A.J. Fenady, Nick Adams, Irvin Kershner
A. J. Fenady has been creating exciting and
thought-provoking entertainment for the small screen, big screen, stage and
page since he started as a self-described ‘stooge’ on the documentary series
CONFIDENTIAL FILE in 1953. He went on to
create, write and produce THE REBEL, to rescue and revamp BRANDED, to adapt
John Wayne’s movie HONDO into a TV series, and to write and produce the Duke in
CHISUM. And the movies he’s made for
theatres and TV include RIDE BEYOND VENGEANCE, BLACK NOON, THE MAN WITH
BOGART’S FACE, THE HANGED MAN, TERROR IN THE WAX MUSEUM, and many more. I was grateful that he took some time off to talk
to me about his career for the Round-up.
Andrew: I just fired
up my favorite cigar, Romeo Y Julietta Cedro #1, so fire away.
Henry: That’s Cuban, isn’t it?
A: No, no. It’s Cuban
seed, but Dominican Republic. I’ll tell you, those Cubans are so damned
strong. When we were shooting up in Canada,
the prop me gave me a box of Cuban cigars.

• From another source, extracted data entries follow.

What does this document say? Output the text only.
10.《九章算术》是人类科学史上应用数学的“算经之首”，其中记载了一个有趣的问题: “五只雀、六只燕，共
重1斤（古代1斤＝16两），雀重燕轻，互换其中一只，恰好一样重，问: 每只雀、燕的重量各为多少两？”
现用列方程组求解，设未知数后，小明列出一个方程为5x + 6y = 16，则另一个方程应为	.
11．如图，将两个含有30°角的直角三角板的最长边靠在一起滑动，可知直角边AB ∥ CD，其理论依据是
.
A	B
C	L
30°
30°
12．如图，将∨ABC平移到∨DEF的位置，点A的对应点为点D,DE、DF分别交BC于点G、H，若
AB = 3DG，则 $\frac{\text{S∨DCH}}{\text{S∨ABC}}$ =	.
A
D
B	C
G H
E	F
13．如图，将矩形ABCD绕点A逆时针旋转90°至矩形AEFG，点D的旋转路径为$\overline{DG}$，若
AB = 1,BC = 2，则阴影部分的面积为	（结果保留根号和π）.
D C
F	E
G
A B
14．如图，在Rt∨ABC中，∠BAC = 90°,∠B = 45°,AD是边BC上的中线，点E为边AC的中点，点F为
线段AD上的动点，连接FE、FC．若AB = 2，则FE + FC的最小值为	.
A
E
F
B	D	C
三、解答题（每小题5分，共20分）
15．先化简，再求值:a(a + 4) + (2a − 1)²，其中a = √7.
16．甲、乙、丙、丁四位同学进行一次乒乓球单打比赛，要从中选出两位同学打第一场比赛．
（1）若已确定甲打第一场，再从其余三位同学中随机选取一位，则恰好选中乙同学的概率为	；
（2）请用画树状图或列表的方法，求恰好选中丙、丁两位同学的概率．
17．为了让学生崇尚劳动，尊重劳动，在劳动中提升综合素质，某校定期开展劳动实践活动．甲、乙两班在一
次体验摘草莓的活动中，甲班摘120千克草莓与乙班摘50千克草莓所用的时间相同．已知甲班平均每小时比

After I smoked a few of those damned lung-cloggers I said, “Go back to
the station and get some American cigars: these things are killing me!”
H: What were you shooting in Canada?
A: We shot a lot of things there. The first thing was a two-hour TV movie with
Bob Hope and Don Ameche, A MASTERPIECE OF MURDER. It’s the only TV movie that Bob Hope ever
did, and it did very, very well, and Don Ameche was just a wonderful man to
work with. And after that we did YES VIRGINIA, THERE IS A
SANTA CLAUS. We also did THE SEA WOLF
with Charles Bronson up there.
H: Did you always love westerns?
A: Yes. When I was a
young fellow I had an old broom, and I sawed the end off, and I would ride
around the neighborhood. And that stick
was Tony, and I was Tom Mix. So it goes
back to that. And in those days there
were two tiers of Western movies, of western stars. The Saturday matinees and the serials – there
were people like Bob Steele and Buck Jones and Hoot Gibson and Ken
Maynard. And then on Sunday – well, at
first John Wayne was in the lower tier, but then he graduated with
STAGECOACH. And then there were people
like Randolph Scott and Joel McCrea and the Duke. So we had the 60 minute cheapies, and we also
had things like THE PLAINSMAN, and UNION PACIFIC to go to on Sundays. There was a movie theatre in Toledo called THE REX, and
the admission price was a nickel. And I
went there one day and put down my nickel, and she said, “Ten cents.” And I said, “What?!” I was shocked, shocked, as Claude Rains would
say. Twice as much money to see the same
damned picture.
H: You’ve had a very extensive career as both a writer and a
producer. Which do you think of yourself
as, primarily?
A: You know, I am what they call a hyphenate. A hyphenate wears two hats. The old saying is two heads are better than
one, but that’s only true when one head knows what the hell the other one is
doing. But the billing is
writer-producer because of the saying, first comes the word. Well, that’s really not true either. First comes the idea. Words come from ideas, not ideas from words,
so you’ve got to have some kind of a concept or some kind of a character. And for many years I had the advantage of
being the writer, which means you might as well be living up in a cave,
cloistered, and putting down your thoughts.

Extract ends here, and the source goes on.